Bundesliga 2019/20, 9. Spieltag: Borussia  Mönchengladbach - Eintracht Frankfurt 4:2 (Tore für Borussia: 1:0 Thuram, 2:0 Wendt, 3:1 Elvedi, 4:2 Zakaria)

4 Kommentare:

  1. Genau so habe ich es (im Stadion) auch gesehen. Das 2:0 zur Pause war eminent wichtig für den Kopf! Hat mich gefreut, dass Wendt seine Chance genutzt hat. Als ich ihn so heranrauschen sah... da dachte ich, bei DER Entschlossenheit MUSS es doch einfach klingeln!

    Nach dem Anschlusstreffer zum 2:1 hatten die Unsrigen offensichtlich daran zu knabbern - plötzlich sah alles irgendwie fahrig aus und ein wenig nach, nun ja, Angsthasenfußball. Angst vor dem Ausgleich vielleicht? Das 3:1 machte alle Borussen auf den Rängen glücklich und beruhigter - was ja leider nur 4 Minuten währte (schon klar, dass wieder mal einer unserer Ex-Spieler treffen würde - das hat irgendwo leider Programm).

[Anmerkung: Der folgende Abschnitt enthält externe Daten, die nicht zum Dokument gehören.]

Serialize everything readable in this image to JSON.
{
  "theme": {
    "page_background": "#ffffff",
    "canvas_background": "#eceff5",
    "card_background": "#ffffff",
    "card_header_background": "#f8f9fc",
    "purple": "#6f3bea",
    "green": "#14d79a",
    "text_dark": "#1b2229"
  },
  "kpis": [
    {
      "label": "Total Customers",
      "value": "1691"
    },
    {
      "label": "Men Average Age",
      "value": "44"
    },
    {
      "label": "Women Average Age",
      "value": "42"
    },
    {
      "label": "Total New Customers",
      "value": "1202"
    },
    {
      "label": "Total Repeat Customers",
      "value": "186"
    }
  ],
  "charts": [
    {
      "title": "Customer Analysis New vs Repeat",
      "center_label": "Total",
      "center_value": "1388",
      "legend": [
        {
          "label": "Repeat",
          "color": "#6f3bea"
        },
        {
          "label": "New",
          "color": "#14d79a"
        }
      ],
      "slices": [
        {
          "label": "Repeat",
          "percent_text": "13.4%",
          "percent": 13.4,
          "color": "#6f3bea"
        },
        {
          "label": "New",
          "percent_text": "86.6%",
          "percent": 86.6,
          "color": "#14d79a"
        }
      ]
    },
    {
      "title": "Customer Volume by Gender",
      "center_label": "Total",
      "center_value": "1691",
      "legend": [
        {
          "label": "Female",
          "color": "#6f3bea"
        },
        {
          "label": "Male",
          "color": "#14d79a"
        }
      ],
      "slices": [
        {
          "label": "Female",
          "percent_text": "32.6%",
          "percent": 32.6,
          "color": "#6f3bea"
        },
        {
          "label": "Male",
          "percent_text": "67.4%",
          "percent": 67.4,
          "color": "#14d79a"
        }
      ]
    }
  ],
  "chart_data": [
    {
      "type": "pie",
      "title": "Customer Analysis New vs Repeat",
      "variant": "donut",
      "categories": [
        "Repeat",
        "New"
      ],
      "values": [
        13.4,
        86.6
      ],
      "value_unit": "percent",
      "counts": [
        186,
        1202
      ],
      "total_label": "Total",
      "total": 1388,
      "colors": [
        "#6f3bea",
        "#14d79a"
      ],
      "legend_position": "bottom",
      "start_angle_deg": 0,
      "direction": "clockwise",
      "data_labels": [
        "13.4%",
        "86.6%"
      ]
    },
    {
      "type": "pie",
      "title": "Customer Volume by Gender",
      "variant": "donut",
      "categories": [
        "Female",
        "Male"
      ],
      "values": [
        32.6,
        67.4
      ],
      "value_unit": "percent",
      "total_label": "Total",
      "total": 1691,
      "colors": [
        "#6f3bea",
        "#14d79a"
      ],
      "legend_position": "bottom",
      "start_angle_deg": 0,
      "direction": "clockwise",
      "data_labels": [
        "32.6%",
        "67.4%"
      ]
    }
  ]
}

    Nach dem 4:2 durch Zakaria (was ein Strahl!!) war sicher nicht nur ich heiser - der Block ging komplett steil! Ein lachendes und ein weinendes Auge, wenn ich Zakaria sehe - ich befürchte, der Junge ist schon bald nicht mehr bei uns. Schön, ich muss es nochmal betonen, dass er seine Chance bei Borussia genutzt und sich so grandios weiterentwickelt hat (im Gegensatz zum oben erwähnten Spieler mit den offenen Schuhen, you-know-who). Ich musste gestern einfach feststellen, dass er konstant gute und sehr gute Leistungen zeigt - ich kann mich in der letzten Zeit an kein Spiel erinnern, wo Denis irgendwie Grütze gespielt hätte. Er geht jedem Ball hinterher, erobert sie zurück, spielt zumeist kluge Pässe: Herrlich. Manchmal denke ich, er müsste sich eigentlich in seinen eigenen langen Beinen verheddern - tut er aber nicht! Gestern machte er einfach einen federleichten Satz über irgendwelche Frankfurter Beine und jagte einfach weiter mit dem Ball...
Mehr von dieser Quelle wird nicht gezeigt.